Nvidia kembali menggebrak pasar chip global dengan memesan 300.000 unit chipset H20 terbaru dari Taiwan Semiconductor Manufacturing Company (TSMC) menyusul peningkatan permintaan dari China. Pesanan besar ini datang tak lama setelah Amerika Serikat mencabut larangan penjualan chip ke China.
Kesepakatan ini menandai kembalinya Nvidia ke pasar China dengan chipset tercanggihnya. H20 merupakan produk unggulan dari lini chip AI, dan diproduksi di pabrik-pabrik paling mutakhir milik TSMC, Taiwan.
Langkah ini muncul hanya beberapa pekan setelah mantan Presiden Donald Trump mencabut pembatasan ekspor yang sebelumnya melarang Nvidia menjual teknologi ke China karena alasan keamanan nasional.
Peluncuran model AI asal China bernama DeepSeek pada awal 2025 memicu kekhawatiran global tentang kemungkinan perang dingin dalam pengembangan kecerdasan buatan. Menariknya, DeepSeek dikembangkan dengan sumber daya terbatas, dan mampu menandingi kemampuan ChatGPT yang berinvestasi besar.
Pada April 2025 lalu, pemerintahan Trump sempat melarang Nvidia dan perusahaan chip besar AS lainnya menjual teknologi silikonnya ke China. Larangan ini mengacu pada UU CHIPS 2022 yang sebelumnya digagas oleh Joe Biden untuk mendorong produksi chip dalam negeri dan menekan investasi teknologi AS di negara-negara pesaing seperti China dan Rusia.
Namun, tiga bulan kemudian, Gedung Putih mencabut larangan itu. CEO Nvidia, Jensen Huang, mengatakan bahwa pemerintah AS telah memastikan akan mengembalikan lisensi penjualan chip H20 ke China.

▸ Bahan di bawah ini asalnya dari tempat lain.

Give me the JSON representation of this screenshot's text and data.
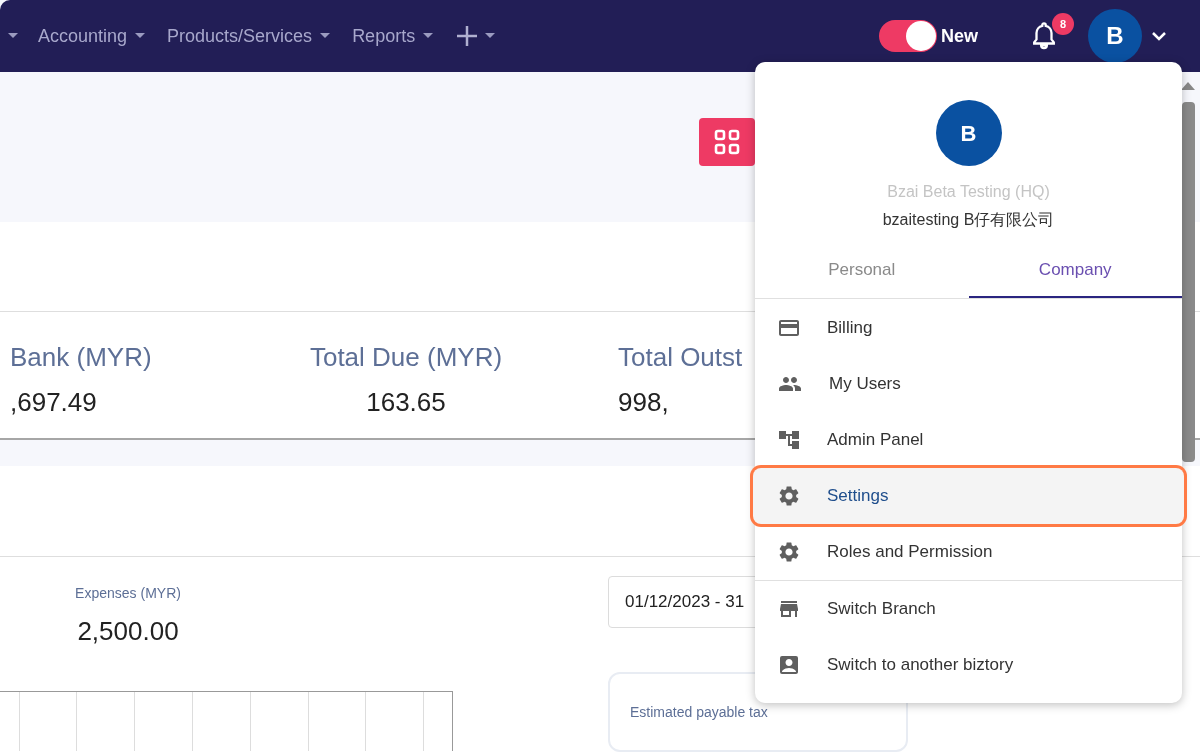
{
  "nav": {
    "items": [
      {
        "label": "Accounting"
      },
      {
        "label": "Products/Services"
      },
      {
        "label": "Reports"
      }
    ],
    "toggle": {
      "label": "New",
      "on": true
    },
    "notifications": {
      "count": "8"
    },
    "avatar": "B"
  },
  "stats": [
    {
      "label": "Bank (MYR)",
      "value": ",697.49"
    },
    {
      "label": "Total Due (MYR)",
      "value": "163.65"
    },
    {
      "label": "Total Outst",
      "value": "998,"
    }
  ],
  "expenses": {
    "label": "Expenses (MYR)",
    "value": "2,500.00"
  },
  "date_range": {
    "value": "01/12/2023 - 31"
  },
  "tax_card": {
    "label": "Estimated payable tax"
  },
  "account_menu": {
    "avatar": "B",
    "branch": "Bzai Beta Testing (HQ)",
    "company": "bzaitesting B仔有限公司",
    "tabs": [
      {
        "label": "Personal",
        "selected": false
      },
      {
        "label": "Company",
        "selected": true
      }
    ],
    "items": [
      {
        "kind": "card",
        "label": "Billing",
        "selected": false,
        "divider": false
      },
      {
        "kind": "users",
        "label": "My Users",
        "selected": false,
        "divider": false
      },
      {
        "kind": "tree",
        "label": "Admin Panel",
        "selected": false,
        "divider": false
      },
      {
        "kind": "gear",
        "label": "Settings",
        "selected": true,
        "divider": false
      },
      {
        "kind": "gear",
        "label": "Roles and Permission",
        "selected": false,
        "divider": false
      },
      {
        "kind": "store",
        "label": "Switch Branch",
        "selected": false,
        "divider": true
      },
      {
        "kind": "contact",
        "label": "Switch to another biztory",
        "selected": false,
        "divider": false
      }
    ]
  }
}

"Riset open-source dan model dasar general-purpose adalah fondasi inovasi AI. Kami percaya bahwa model sipil harus berjalan optimal di atas teknologi Amerika," kata Huang pada 14 Juli 2025.
Tak butuh waktu lama setelah larangan dicabut, permintaan chip Nvidia dari China pun melonjak. Demi memenuhi lonjakan ini, perusahaan langsung memesan 300.000 chip H20 ke TSMC.
Kembalinya chip Nvidia ke pasar China menjadi dorongan besar bagi industri AI yang berkembang pesat di negara tersebut. Namun, langkah ini juga menimbulkan kekhawatiran bahwa AS bisa tertinggal dalam perlombaan AI yang kini berlangsung cepat, seperti yang dijelaskan Sam Altman, CEO OpenAI.
Laporan dari Georgetown University's Center for Security and Emerging Technology yang dikutip Newsweek menyebutkan bahwa dua institusi AI top di Beijing telah membuka cabang baru di Wuhan. Fokus mereka adalah mengembangkan bentuk AI yang bisa melampaui model generatif yang kini jadi fokus Barat.
Laboratorium-laboratorium ini menargetkan pencapaian ke Artificial General Intelligence (AGI), sebuah bentuk kecerdasan buatan tingkat lanjut yang dapat menyaingi manusia dalam berbagai bidang kognitif.
Jika tak ada perubahan kebijakan dari Gedung Putih, China akan tetap bisa membeli chip dari Nvidia dan perusahaan AS lainnya. Artinya, ini bisa mengubah peta kekuatan dalam teknologi AI global dalam beberapa tahun ke depan.